Weinhold Leonie, Wahl Simone, Pechlivanis Sonali, Hoffmann Per, Schmid Matthias
Department of Medical Biometry, Informatics and Epidemiology, University of Bonn, Sigmund-Freud-Str. 25, Bonn, D-53127, Germany.
Research Unit of Molecular Epidemiology, Helmholtz Zentrum München, Ingolstädter Landstr. 1, Neuherber, D-85764, Germany.
BMC Bioinformatics. 2016 Nov 22;17(1):480. doi: 10.1186/s12859-016-1347-4.
The analysis of DNA methylation is a key component in the development of personalized treatment approaches. A common way to measure DNA methylation is the calculation of beta values, which are bounded variables of the form M/(M+U) that are generated by Illumina's 450k BeadChip array. The statistical analysis of beta values is considered to be challenging, as traditional methods for the analysis of bounded variables, such as M-value regression and beta regression, are based on regularity assumptions that are often too strong to adequately describe the distribution of beta values.
We develop a statistical model for the analysis of beta values that is derived from a bivariate gamma distribution for the signal intensities M and U. By allowing for possible correlations between M and U, the proposed model explicitly takes into account the data-generating process underlying the calculation of beta values.
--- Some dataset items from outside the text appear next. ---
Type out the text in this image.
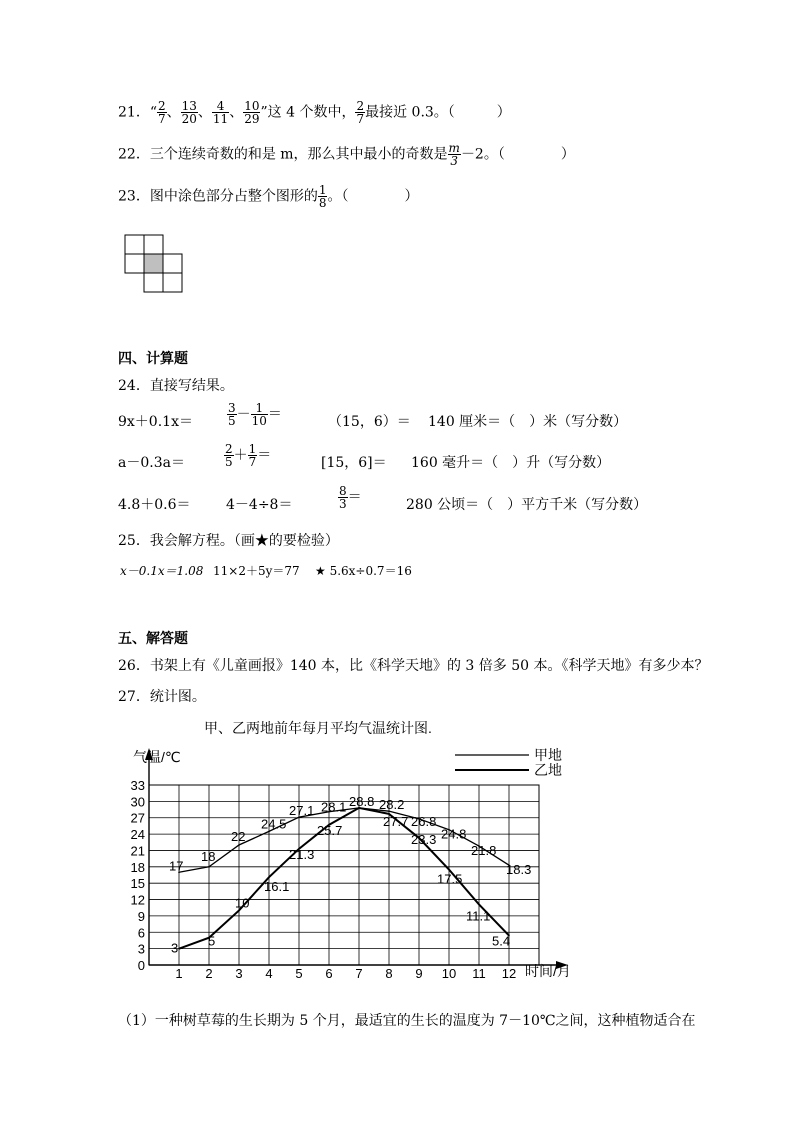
21．“ $\frac{2}{7}$ 、 $\frac{13}{20}$ 、 $\frac{4}{11}$ 、 $\frac{10}{29}$ ”这 4 个数中， $\frac{2}{7}$ 最接近 0.3。（　　　）
22．三个连续奇数的和是 m，那么其中最小的奇数是 $\frac{m}{3} -2$。（　　　　）
23．图中涂色部分占整个图形的 $\frac{1}{8}$ 。（　　　　）
四、计算题
24．直接写结果。
9x＋0.1x＝	$\frac{3}{5} - \frac{1}{10}$ ＝	（15，6）＝ 140 厘米＝（　）米（写分数）
a－0.3a＝	$\frac{2}{5} + \frac{1}{7}$ ＝	[15，6]＝ 160 毫升＝（　）升（写分数）
4.8＋0.6＝	4－4÷8＝	$\frac{8}{3}$ ＝	280 公顷＝（　）平方千米（写分数）
25．我会解方程。（画★的要检验）
x－0.1x＝1.08 11×2＋5y＝77 ★ 5.6x÷0.7＝16
五、解答题
26．书架上有《儿童画报》140 本，比《科学天地》的 3 倍多 50 本。《科学天地》有多少本？
27．统计图。
甲、乙两地前年每月平均气温统计图.
气温/℃
时间/月
0
3
6
9
12
15
18
21
24
27
30
33
1 2 3 4 5 6 7 8 9 10 11 12
17
18
22
24.5
27.1 28.1 28.8 28.2
26.8
24.8
21.8
18.3
3 5
10
16.1
21.3
25.7
27.7
23.3
17.5
11.1
5.4
甲地
乙地
（1）一种树草莓的生长期为 5 个月，最适宜的生长的温度为 7－10℃之间，这种植物适合在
Using simulated data and a real sample of DNA methylation data from the Heinz Nixdorf Recall cohort study, we demonstrate that the proposed model fits our data significantly better than beta regression and M-value regression.
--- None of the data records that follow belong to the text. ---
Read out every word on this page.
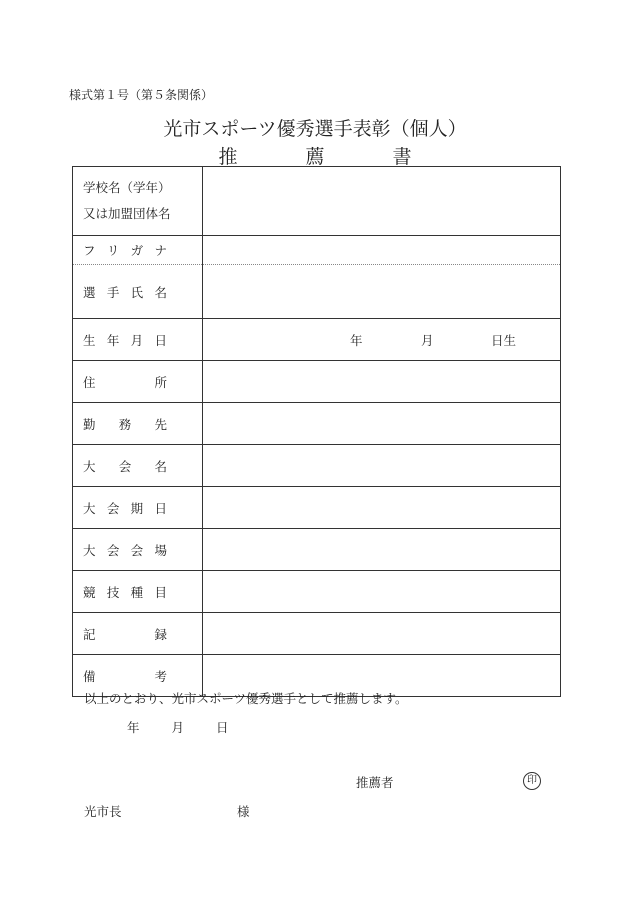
様式第１号（第５条関係）
光市スポーツ優秀選手表彰（個人）
推	薦	書
学校名（学年）
又は加盟団体名	

フ リ ガ ナ	

選 手 氏 名	

生 年 月 日	年 月 日生

住 所	

勤 務 先	

大 会 名	

大 会 期 日	

大 会 会 場	

競 技 種 目	

記 録	

備 考	

以上のとおり、光市スポーツ優秀選手として推薦します。
年	月	日
推薦者	印
光市長	様
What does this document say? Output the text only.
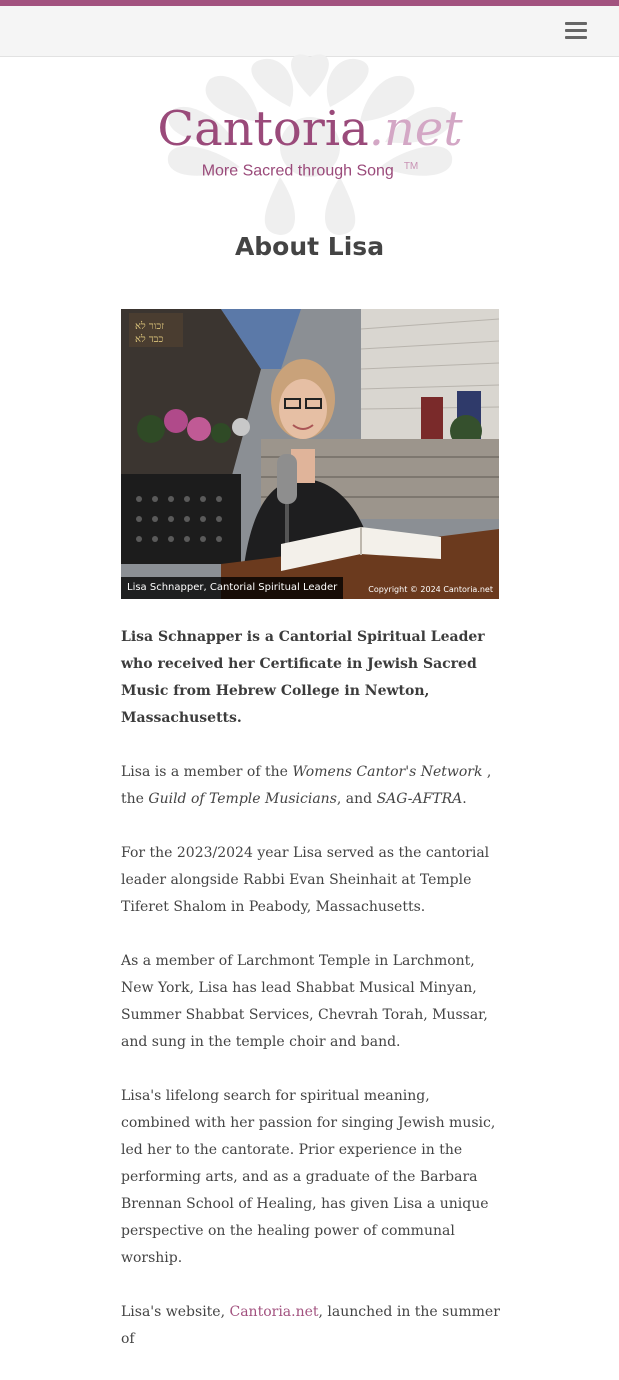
Cantoria.net
More Sacred through Song ™
About Lisa
זכור לא
כבד לא
Lisa Schnapper, Cantorial Spiritual Leader	Copyright © 2024 Cantoria.net

Lisa Schnapper is a Cantorial Spiritual Leader who received her Certificate in Jewish Sacred Music from Hebrew College in Newton, Massachusetts.

Lisa is a member of the Womens Cantor's Network , the Guild of Temple Musicians, and SAG-AFTRA.

For the 2023/2024 year Lisa served as the cantorial leader alongside Rabbi Evan Sheinhait at Temple Tiferet Shalom in Peabody, Massachusetts.

As a member of Larchmont Temple in Larchmont, New York, Lisa has lead Shabbat Musical Minyan, Summer Shabbat Services, Chevrah Torah, Mussar, and sung in the temple choir and band.

Lisa's lifelong search for spiritual meaning, combined with her passion for singing Jewish music, led her to the cantorate. Prior experience in the performing arts, and as a graduate of the Barbara Brennan School of Healing, has given Lisa a unique perspective on the healing power of communal worship.

Lisa's website, Cantoria.net, launched in the summer of
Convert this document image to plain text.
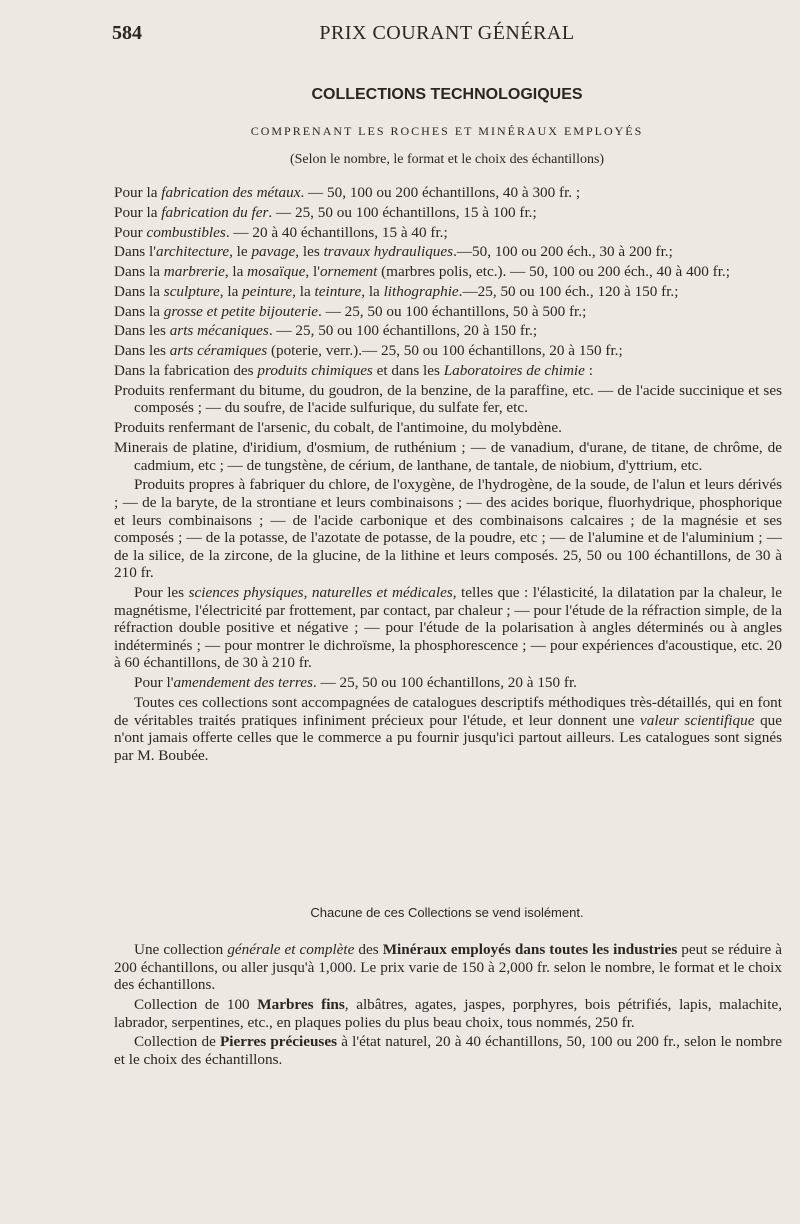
584	PRIX COURANT GÉNÉRAL
COLLECTIONS TECHNOLOGIQUES
COMPRENANT LES ROCHES ET MINÉRAUX EMPLOYÉS
(Selon le nombre, le format et le choix des échantillons)

Pour la fabrication des métaux. — 50, 100 ou 200 échantillons, 40 à 300 fr. ;

Pour la fabrication du fer. — 25, 50 ou 100 échantillons, 15 à 100 fr.;

Pour combustibles. — 20 à 40 échantillons, 15 à 40 fr.;

Dans l'architecture, le pavage, les travaux hydrauliques.—50, 100 ou 200 éch., 30 à 200 fr.;

Dans la marbrerie, la mosaïque, l'ornement (marbres polis, etc.). — 50, 100 ou 200 éch., 40 à 400 fr.;

Dans la sculpture, la peinture, la teinture, la lithographie.—25, 50 ou 100 éch., 120 à 150 fr.;

Dans la grosse et petite bijouterie. — 25, 50 ou 100 échantillons, 50 à 500 fr.;

Dans les arts mécaniques. — 25, 50 ou 100 échantillons, 20 à 150 fr.;

Dans les arts céramiques (poterie, verr.).— 25, 50 ou 100 échantillons, 20 à 150 fr.;

Dans la fabrication des produits chimiques et dans les Laboratoires de chimie :

Produits renfermant du bitume, du goudron, de la benzine, de la paraffine, etc. — de l'acide succinique et ses composés ; — du soufre, de l'acide sulfurique, du sulfate fer, etc.

Produits renfermant de l'arsenic, du cobalt, de l'antimoine, du molybdène.

Minerais de platine, d'iridium, d'osmium, de ruthénium ; — de vanadium, d'urane, de titane, de chrôme, de cadmium, etc ; — de tungstène, de cérium, de lanthane, de tantale, de niobium, d'yttrium, etc.

Produits propres à fabriquer du chlore, de l'oxygène, de l'hydrogène, de la soude, de l'alun et leurs dérivés ; — de la baryte, de la strontiane et leurs combinaisons ; — des acides borique, fluorhydrique, phosphorique et leurs combinaisons ; — de l'acide carbonique et des combinaisons calcaires ; de la magnésie et ses composés ; — de la potasse, de l'azotate de potasse, de la poudre, etc ; — de l'alumine et de l'aluminium ; — de la silice, de la zircone, de la glucine, de la lithine et leurs composés. 25, 50 ou 100 échantillons, de 30 à 210 fr.

Pour les sciences physiques, naturelles et médicales, telles que : l'élasticité, la dilatation par la chaleur, le magnétisme, l'électricité par frottement, par contact, par chaleur ; — pour l'étude de la réfraction simple, de la réfraction double positive et négative ; — pour l'étude de la polarisation à angles déterminés ou à angles indéterminés ; — pour montrer le dichroïsme, la phosphorescence ; — pour expériences d'acoustique, etc. 20 à 60 échantillons, de 30 à 210 fr.

Pour l'amendement des terres. — 25, 50 ou 100 échantillons, 20 à 150 fr.

Toutes ces collections sont accompagnées de catalogues descriptifs méthodiques très-détaillés, qui en font de véritables traités pratiques infiniment précieux pour l'étude, et leur donnent une valeur scientifique que n'ont jamais offerte celles que le commerce a pu fournir jusqu'ici partout ailleurs. Les catalogues sont signés par M. Boubée.

Chacune de ces Collections se vend isolément.

Une collection générale et complète des Minéraux employés dans toutes les industries peut se réduire à 200 échantillons, ou aller jusqu'à 1,000. Le prix varie de 150 à 2,000 fr. selon le nombre, le format et le choix des échantillons.

Collection de 100 Marbres fins, albâtres, agates, jaspes, porphyres, bois pétrifiés, lapis, malachite, labrador, serpentines, etc., en plaques polies du plus beau choix, tous nommés, 250 fr.

Collection de Pierres précieuses à l'état naturel, 20 à 40 échantillons, 50, 100 ou 200 fr., selon le nombre et le choix des échantillons.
The proposed model contributes to an improved identification of associations between beta values and covariates such as clinical variables and lifestyle factors in epigenome-wide association studies. It is as easy to apply to a sample of beta values as beta regression and M-value regression.
DNA甲基化分析是个性化治疗方法发展的关键组成部分。测量DNA甲基化的一种常用方法是计算β值,β值是由Illumina公司的450k BeadChip芯片阵列生成的形式为M/(M + U)的有界变量。β值的统计分析被认为具有挑战性,因为用于分析有界变量的传统方法,如M值回归和β回归,是基于通常过于严格而无法充分描述β值分布的正则性假设。
我们开发了一种用于分析β值的统计模型,该模型源自信号强度M和U的双变量伽马分布。通过考虑M和U之间可能的相关性,所提出的模型明确考虑了β值计算背后的数据生成过程。使用模拟数据和来自海因茨·尼克斯多夫召回队列研究的DNA甲基化数据真实样本,我们证明所提出的模型比β回归和M值回归能更好地拟合我们的数据。
所提出的模型有助于在全表观基因组关联研究中更好地识别β值与协变量(如临床变量和生活方式因素)之间的关联。它应用于β值样本与β回归和M值回归一样容易。